We did not find any difference in hemodynamic parameters in relation to PDA. We noticed that PDA was associated with an increase in left atrial diameter and decrease in aortic root diameter while on invasive and noninvasive ventilation. We hypothesized that PDA may not be clinically characterized in the first days after delivery as the flow through it is generally not turbulent, wherein, as no physical sign is audible, it was not statistically significant. We believe that the treatment of RDS rather than of PDA in the first days of life is better based on hemodynamic and echocardiographic findings.

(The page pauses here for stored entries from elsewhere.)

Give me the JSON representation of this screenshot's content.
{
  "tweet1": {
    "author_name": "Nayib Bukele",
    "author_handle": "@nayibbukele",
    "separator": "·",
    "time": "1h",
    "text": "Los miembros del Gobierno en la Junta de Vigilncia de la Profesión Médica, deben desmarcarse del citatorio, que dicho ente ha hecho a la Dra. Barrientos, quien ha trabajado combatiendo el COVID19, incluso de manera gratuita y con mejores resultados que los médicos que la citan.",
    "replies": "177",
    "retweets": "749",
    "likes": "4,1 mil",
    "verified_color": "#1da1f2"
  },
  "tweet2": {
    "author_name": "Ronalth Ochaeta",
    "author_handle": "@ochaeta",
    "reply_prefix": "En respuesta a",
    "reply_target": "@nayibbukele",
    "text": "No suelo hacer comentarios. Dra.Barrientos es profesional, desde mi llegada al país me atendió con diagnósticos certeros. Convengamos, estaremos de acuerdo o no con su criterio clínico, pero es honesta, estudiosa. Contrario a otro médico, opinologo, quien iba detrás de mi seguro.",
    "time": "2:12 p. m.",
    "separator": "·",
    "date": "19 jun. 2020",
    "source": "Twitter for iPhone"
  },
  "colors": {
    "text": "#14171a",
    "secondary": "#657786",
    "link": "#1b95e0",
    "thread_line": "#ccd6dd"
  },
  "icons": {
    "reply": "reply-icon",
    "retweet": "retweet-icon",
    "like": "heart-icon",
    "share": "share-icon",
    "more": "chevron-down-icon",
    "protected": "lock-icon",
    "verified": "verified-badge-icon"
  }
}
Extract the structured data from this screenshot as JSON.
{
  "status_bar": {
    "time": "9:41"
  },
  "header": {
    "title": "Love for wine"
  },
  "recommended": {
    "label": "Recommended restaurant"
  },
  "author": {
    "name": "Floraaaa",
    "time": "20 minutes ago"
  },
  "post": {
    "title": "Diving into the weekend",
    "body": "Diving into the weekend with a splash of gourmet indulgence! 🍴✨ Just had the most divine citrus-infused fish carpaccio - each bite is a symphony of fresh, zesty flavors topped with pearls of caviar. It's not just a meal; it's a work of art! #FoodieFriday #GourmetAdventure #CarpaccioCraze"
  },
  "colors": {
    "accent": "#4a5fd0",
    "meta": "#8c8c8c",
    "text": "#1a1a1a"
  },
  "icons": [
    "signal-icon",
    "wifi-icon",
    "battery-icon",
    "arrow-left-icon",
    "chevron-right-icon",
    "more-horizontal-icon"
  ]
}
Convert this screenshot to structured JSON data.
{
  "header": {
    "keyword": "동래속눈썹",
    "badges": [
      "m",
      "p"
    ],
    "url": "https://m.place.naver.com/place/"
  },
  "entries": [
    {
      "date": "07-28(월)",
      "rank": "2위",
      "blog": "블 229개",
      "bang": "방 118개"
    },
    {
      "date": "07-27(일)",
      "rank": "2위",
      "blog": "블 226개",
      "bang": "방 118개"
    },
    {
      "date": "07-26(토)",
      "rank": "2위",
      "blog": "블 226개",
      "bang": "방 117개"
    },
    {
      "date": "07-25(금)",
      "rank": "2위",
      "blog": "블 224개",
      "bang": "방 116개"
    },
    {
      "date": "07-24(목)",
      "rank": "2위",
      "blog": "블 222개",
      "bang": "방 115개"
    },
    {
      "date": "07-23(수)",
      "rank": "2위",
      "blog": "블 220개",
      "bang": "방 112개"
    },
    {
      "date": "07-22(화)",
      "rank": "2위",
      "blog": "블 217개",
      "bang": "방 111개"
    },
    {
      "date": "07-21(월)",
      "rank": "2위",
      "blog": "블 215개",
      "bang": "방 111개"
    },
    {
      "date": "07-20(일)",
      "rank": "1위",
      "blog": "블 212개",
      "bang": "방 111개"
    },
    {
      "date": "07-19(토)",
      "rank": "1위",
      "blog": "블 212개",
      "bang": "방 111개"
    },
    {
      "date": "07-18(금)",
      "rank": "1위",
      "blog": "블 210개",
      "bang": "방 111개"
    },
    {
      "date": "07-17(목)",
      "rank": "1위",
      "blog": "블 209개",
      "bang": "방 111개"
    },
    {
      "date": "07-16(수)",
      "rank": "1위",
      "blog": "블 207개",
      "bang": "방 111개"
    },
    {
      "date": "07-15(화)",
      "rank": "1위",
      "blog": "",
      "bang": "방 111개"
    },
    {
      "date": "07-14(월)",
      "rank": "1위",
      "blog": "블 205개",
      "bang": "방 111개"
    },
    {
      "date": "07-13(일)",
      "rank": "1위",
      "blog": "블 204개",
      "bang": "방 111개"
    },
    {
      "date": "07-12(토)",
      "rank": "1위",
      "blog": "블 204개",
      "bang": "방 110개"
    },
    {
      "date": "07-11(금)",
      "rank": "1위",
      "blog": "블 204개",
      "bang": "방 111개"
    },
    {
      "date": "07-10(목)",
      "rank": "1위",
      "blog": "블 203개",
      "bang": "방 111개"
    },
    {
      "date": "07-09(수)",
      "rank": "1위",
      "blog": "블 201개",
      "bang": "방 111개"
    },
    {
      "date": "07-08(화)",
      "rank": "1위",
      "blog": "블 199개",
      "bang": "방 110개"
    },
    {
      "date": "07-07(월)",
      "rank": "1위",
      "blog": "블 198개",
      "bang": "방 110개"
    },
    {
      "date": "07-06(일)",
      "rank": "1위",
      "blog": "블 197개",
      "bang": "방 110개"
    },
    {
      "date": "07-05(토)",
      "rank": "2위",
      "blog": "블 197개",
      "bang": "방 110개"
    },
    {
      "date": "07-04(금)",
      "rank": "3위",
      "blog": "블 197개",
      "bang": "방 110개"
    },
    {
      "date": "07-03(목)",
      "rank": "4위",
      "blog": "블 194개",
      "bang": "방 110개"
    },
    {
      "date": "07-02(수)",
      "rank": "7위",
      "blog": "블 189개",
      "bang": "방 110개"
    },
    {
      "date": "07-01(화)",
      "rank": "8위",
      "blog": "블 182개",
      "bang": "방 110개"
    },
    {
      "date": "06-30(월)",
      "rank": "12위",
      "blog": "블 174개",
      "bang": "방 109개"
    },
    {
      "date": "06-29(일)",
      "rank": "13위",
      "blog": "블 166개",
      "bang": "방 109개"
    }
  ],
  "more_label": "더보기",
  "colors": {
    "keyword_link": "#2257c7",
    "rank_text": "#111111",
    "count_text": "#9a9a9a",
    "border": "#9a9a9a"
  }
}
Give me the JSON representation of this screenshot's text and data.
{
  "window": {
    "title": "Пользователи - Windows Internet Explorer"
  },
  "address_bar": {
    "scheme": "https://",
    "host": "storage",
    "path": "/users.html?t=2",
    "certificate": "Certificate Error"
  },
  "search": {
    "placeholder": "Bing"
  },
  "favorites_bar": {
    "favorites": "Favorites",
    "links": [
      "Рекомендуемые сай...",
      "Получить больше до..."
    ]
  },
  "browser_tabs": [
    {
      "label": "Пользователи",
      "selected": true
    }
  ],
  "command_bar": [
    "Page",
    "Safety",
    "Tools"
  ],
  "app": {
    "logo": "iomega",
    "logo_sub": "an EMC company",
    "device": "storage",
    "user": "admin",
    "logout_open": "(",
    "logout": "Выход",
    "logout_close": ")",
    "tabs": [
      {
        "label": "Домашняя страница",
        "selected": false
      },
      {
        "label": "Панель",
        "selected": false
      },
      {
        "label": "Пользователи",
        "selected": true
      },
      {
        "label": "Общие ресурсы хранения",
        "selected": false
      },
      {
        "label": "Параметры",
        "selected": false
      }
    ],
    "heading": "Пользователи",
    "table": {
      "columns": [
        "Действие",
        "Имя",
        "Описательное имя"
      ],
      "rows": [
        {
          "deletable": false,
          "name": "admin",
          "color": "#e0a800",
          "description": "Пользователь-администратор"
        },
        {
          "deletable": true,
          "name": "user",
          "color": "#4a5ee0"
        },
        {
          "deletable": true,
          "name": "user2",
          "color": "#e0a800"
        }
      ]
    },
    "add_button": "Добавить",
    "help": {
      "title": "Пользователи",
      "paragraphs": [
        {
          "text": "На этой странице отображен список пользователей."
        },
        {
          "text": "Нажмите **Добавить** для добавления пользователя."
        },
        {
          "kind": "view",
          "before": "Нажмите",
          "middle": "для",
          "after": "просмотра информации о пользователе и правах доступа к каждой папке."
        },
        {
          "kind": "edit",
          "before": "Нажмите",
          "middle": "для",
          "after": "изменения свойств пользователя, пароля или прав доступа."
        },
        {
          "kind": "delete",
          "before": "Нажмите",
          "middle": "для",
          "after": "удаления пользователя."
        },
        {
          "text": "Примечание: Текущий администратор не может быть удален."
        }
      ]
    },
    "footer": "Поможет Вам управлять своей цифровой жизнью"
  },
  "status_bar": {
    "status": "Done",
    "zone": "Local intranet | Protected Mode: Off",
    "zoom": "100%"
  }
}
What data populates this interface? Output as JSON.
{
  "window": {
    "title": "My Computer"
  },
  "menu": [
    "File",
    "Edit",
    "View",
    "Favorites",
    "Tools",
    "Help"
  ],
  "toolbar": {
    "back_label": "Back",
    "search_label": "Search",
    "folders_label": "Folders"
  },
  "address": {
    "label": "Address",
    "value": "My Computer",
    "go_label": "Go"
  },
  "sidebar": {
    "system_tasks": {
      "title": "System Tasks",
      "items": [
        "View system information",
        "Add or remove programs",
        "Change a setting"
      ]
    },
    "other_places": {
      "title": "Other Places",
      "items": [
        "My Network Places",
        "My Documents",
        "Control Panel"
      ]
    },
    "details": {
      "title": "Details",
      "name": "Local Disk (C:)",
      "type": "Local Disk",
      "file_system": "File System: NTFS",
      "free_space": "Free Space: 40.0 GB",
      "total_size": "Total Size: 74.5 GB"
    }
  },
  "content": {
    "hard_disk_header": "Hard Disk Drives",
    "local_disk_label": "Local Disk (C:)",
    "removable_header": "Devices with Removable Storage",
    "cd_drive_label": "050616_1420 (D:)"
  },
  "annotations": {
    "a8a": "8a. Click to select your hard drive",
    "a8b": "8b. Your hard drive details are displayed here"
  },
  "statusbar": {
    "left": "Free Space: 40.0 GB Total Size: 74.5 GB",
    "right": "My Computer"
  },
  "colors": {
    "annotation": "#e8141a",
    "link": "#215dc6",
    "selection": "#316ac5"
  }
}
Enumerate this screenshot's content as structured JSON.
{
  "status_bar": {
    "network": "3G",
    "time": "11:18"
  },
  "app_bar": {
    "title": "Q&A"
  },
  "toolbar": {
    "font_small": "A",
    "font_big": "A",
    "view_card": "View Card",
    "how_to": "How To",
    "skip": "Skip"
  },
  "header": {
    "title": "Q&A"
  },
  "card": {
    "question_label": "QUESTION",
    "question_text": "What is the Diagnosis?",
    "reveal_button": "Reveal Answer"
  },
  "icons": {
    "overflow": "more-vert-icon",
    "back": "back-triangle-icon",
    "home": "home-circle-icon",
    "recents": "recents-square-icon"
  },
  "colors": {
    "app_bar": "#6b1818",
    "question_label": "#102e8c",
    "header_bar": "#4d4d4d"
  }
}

Mechanical ventilation reduces the right and left ventricular preload and improves the left ventricular afterload (4). Mechanical ventilation should be used with the most optimal methods possible and the lowest mean airway pressure value for preterm infants in the presence of RDS. Preterm infants should be extubated as soon as possible and should be tried to be made with noninvasive ventilation.